Pemphigus arises from autoantibodies that disrupt desmosomes, the intercellular junctions that maintain epidermal cohesion. Most patients develop IgG autoantibodies against desmoglein-1 and/or desmoglein-3; these antibodies interfere with keratinocyte adhesion and trigger acantholysis. The distribution of autoantibodies helps explain the clinical pattern: mucosal involvement is more common when anti–desmoglein-3 antibodies predominate, while desmoglein-1–focused responses favor cutaneous disease. Desmosomal biology and the concept of antibody-mediated disruption of cell–cell adhesion are central to understanding the disease, and research continues into targeted therapies and personalized approaches. See Desmoglein, Acantholysis.

Diagnosis

Diagnosing pemphigus requires a combination of clinical assessment, tissue biopsy, and immunologic testing. Histopathology on a lesional or perilesional biopsy typically shows intraepidermal acantholysis with a characteristic “row of tombstones” basal layer. Direct immunofluorescence on perilesional skin or mucosa reveals intercellular IgG (and often C3) deposition within the epidermis. Serologic testing can detect anti-desmoglein antibodies and help distinguish PV from PF. See Direct immunofluorescence and Acantholysis.

Treatment

Management aims to control disease activity, minimize blisters and erosions, prevent complications, and reduce long-term treatment-related harm. Initial therapy commonly involves systemic corticosteroids to rapidly suppress immune activity, followed by tapering. To lower the exposure to steroids and reduce relapse risk, many patients receive steroid-sparing agents such as azathioprine, mycophenolate mofetil, methotrexate, or cyclophosphamide. Rituximab, a monoclonal antibody against CD20 on B cells, has become a widely used option and can induce long-lasting remissions in a substantial portion of patients, sometimes allowing complete withdrawal of steroids. In difficult cases, plasmapheresis or immunoadsorption may be employed to remove pathogenic antibodies. Supportive care, wound management, infection prevention, and nutrition support are important components of comprehensive care. See Rituximab, Corticosteroids, Azathioprine, Mycophenolate mofetil.

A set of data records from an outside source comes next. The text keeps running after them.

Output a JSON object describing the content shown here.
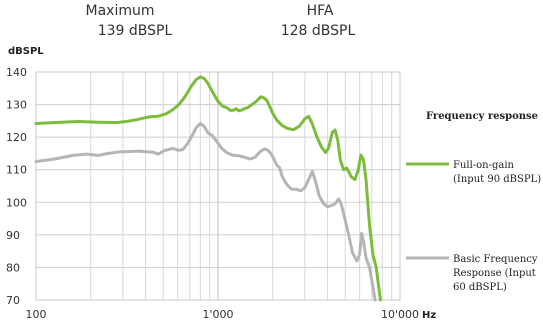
{
  "header": {
    "maximum_label": "Maximum",
    "maximum_value": "139 dBSPL",
    "hfa_label": "HFA",
    "hfa_value": "128 dBSPL"
  },
  "chart_data": {
    "type": "line",
    "title": "",
    "ylabel": "dBSPL",
    "xlabel": "Hz",
    "x_scale": "log",
    "xlim": [
      100,
      10000
    ],
    "ylim": [
      70,
      140
    ],
    "y_ticks": [
      70,
      80,
      90,
      100,
      110,
      120,
      130,
      140
    ],
    "x_ticks": [
      100,
      1000,
      10000
    ],
    "x_tick_labels": [
      "100",
      "1'000",
      "10'000"
    ],
    "grid": true,
    "legend_title": "Frequency response",
    "legend_position": "right",
    "series": [
      {
        "name": "Full-on-gain (Input 90 dBSPL)",
        "legend_lines": [
          "Full-on-gain",
          "(Input 90 dBSPL)"
        ],
        "color": "#7dbb3c",
        "points": [
          [
            100,
            124.2
          ],
          [
            130,
            124.5
          ],
          [
            170,
            124.8
          ],
          [
            220,
            124.6
          ],
          [
            280,
            124.5
          ],
          [
            320,
            124.9
          ],
          [
            360,
            125.4
          ],
          [
            400,
            126
          ],
          [
            430,
            126.3
          ],
          [
            470,
            126.4
          ],
          [
            520,
            127.2
          ],
          [
            560,
            128.3
          ],
          [
            610,
            130
          ],
          [
            660,
            132.5
          ],
          [
            710,
            135.5
          ],
          [
            760,
            137.7
          ],
          [
            800,
            138.5
          ],
          [
            840,
            138
          ],
          [
            880,
            136.5
          ],
          [
            930,
            134
          ],
          [
            1000,
            131
          ],
          [
            1060,
            129.5
          ],
          [
            1120,
            129
          ],
          [
            1170,
            128.2
          ],
          [
            1220,
            128.3
          ],
          [
            1260,
            128.7
          ],
          [
            1300,
            128.1
          ],
          [
            1350,
            128.3
          ],
          [
            1400,
            128.8
          ],
          [
            1450,
            129
          ],
          [
            1520,
            129.8
          ],
          [
            1600,
            130.7
          ],
          [
            1680,
            131.8
          ],
          [
            1720,
            132.4
          ],
          [
            1780,
            132.1
          ],
          [
            1850,
            131.4
          ],
          [
            1920,
            129.5
          ],
          [
            2000,
            127.3
          ],
          [
            2100,
            125.3
          ],
          [
            2250,
            123.6
          ],
          [
            2400,
            122.7
          ],
          [
            2600,
            122.3
          ],
          [
            2800,
            123.4
          ],
          [
            3000,
            125.6
          ],
          [
            3150,
            126.4
          ],
          [
            3300,
            124
          ],
          [
            3500,
            120
          ],
          [
            3700,
            117
          ],
          [
            3900,
            115.3
          ],
          [
            4050,
            116.7
          ],
          [
            4250,
            121.5
          ],
          [
            4400,
            122.2
          ],
          [
            4550,
            119
          ],
          [
            4700,
            113
          ],
          [
            4900,
            110
          ],
          [
            5100,
            110.5
          ],
          [
            5400,
            107.8
          ],
          [
            5650,
            107
          ],
          [
            5900,
            110
          ],
          [
            6100,
            114.5
          ],
          [
            6300,
            113
          ],
          [
            6500,
            107
          ],
          [
            6800,
            93
          ],
          [
            7100,
            84
          ],
          [
            7400,
            80
          ],
          [
            7600,
            75
          ],
          [
            7800,
            70
          ]
        ]
      },
      {
        "name": "Basic Frequency Response (Input 60 dBSPL)",
        "legend_lines": [
          "Basic Frequency",
          "Response (Input",
          "60 dBSPL)"
        ],
        "color": "#b5b5b5",
        "points": [
          [
            100,
            112.5
          ],
          [
            130,
            113.4
          ],
          [
            160,
            114.4
          ],
          [
            190,
            114.8
          ],
          [
            220,
            114.4
          ],
          [
            250,
            115
          ],
          [
            290,
            115.5
          ],
          [
            330,
            115.6
          ],
          [
            370,
            115.7
          ],
          [
            400,
            115.5
          ],
          [
            440,
            115.4
          ],
          [
            470,
            114.8
          ],
          [
            500,
            115.7
          ],
          [
            540,
            116.3
          ],
          [
            570,
            116.5
          ],
          [
            600,
            116
          ],
          [
            640,
            116.1
          ],
          [
            680,
            118
          ],
          [
            720,
            120.4
          ],
          [
            760,
            123
          ],
          [
            800,
            124.2
          ],
          [
            840,
            123.3
          ],
          [
            880,
            121.3
          ],
          [
            930,
            120.5
          ],
          [
            980,
            118.8
          ],
          [
            1050,
            116.5
          ],
          [
            1120,
            115.2
          ],
          [
            1200,
            114.5
          ],
          [
            1300,
            114.3
          ],
          [
            1400,
            113.8
          ],
          [
            1500,
            113.3
          ],
          [
            1600,
            113.8
          ],
          [
            1700,
            115.5
          ],
          [
            1800,
            116.4
          ],
          [
            1880,
            116
          ],
          [
            1950,
            115
          ],
          [
            2020,
            113.5
          ],
          [
            2100,
            111.5
          ],
          [
            2180,
            110.6
          ],
          [
            2250,
            108
          ],
          [
            2350,
            106
          ],
          [
            2450,
            104.8
          ],
          [
            2550,
            104
          ],
          [
            2700,
            104
          ],
          [
            2850,
            103.5
          ],
          [
            3000,
            104.5
          ],
          [
            3150,
            107
          ],
          [
            3300,
            109.5
          ],
          [
            3450,
            106
          ],
          [
            3600,
            102
          ],
          [
            3800,
            99.6
          ],
          [
            4000,
            98.6
          ],
          [
            4200,
            99
          ],
          [
            4400,
            99.5
          ],
          [
            4600,
            101
          ],
          [
            4750,
            99.5
          ],
          [
            4950,
            95.5
          ],
          [
            5200,
            90.5
          ],
          [
            5500,
            84.3
          ],
          [
            5800,
            82
          ],
          [
            6000,
            84
          ],
          [
            6150,
            90.5
          ],
          [
            6300,
            88
          ],
          [
            6500,
            83
          ],
          [
            6800,
            80
          ],
          [
            7000,
            76
          ],
          [
            7300,
            70
          ]
        ]
      }
    ]
  }
}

Prognosis and management considerations

Prior to modern immunosuppressive therapy, pemphigus carried a high mortality rate. With current treatments and specialized care, prognosis has improved markedly, though the disease remains serious and requires ongoing monitoring for infection, medication toxicity, and disease activity. Outcomes vary with subtype, extent of mucosal and skin involvement, and response to therapy, as well as access to expertise and appropriate medications. See Autoimmune blistering diseases.

Epidemiology and risk factors

Pemphigus is rare, with incidence and prevalence varying by region and ethnicity. Endemic forms of pemphigus foliaceus have been described in certain areas, and genetic susceptibility (for example, particular HLA alleles) appears to influence risk in some populations. The distribution of disease across age groups and sexes is variable by subtype. See Endemic pemphigus and HLA.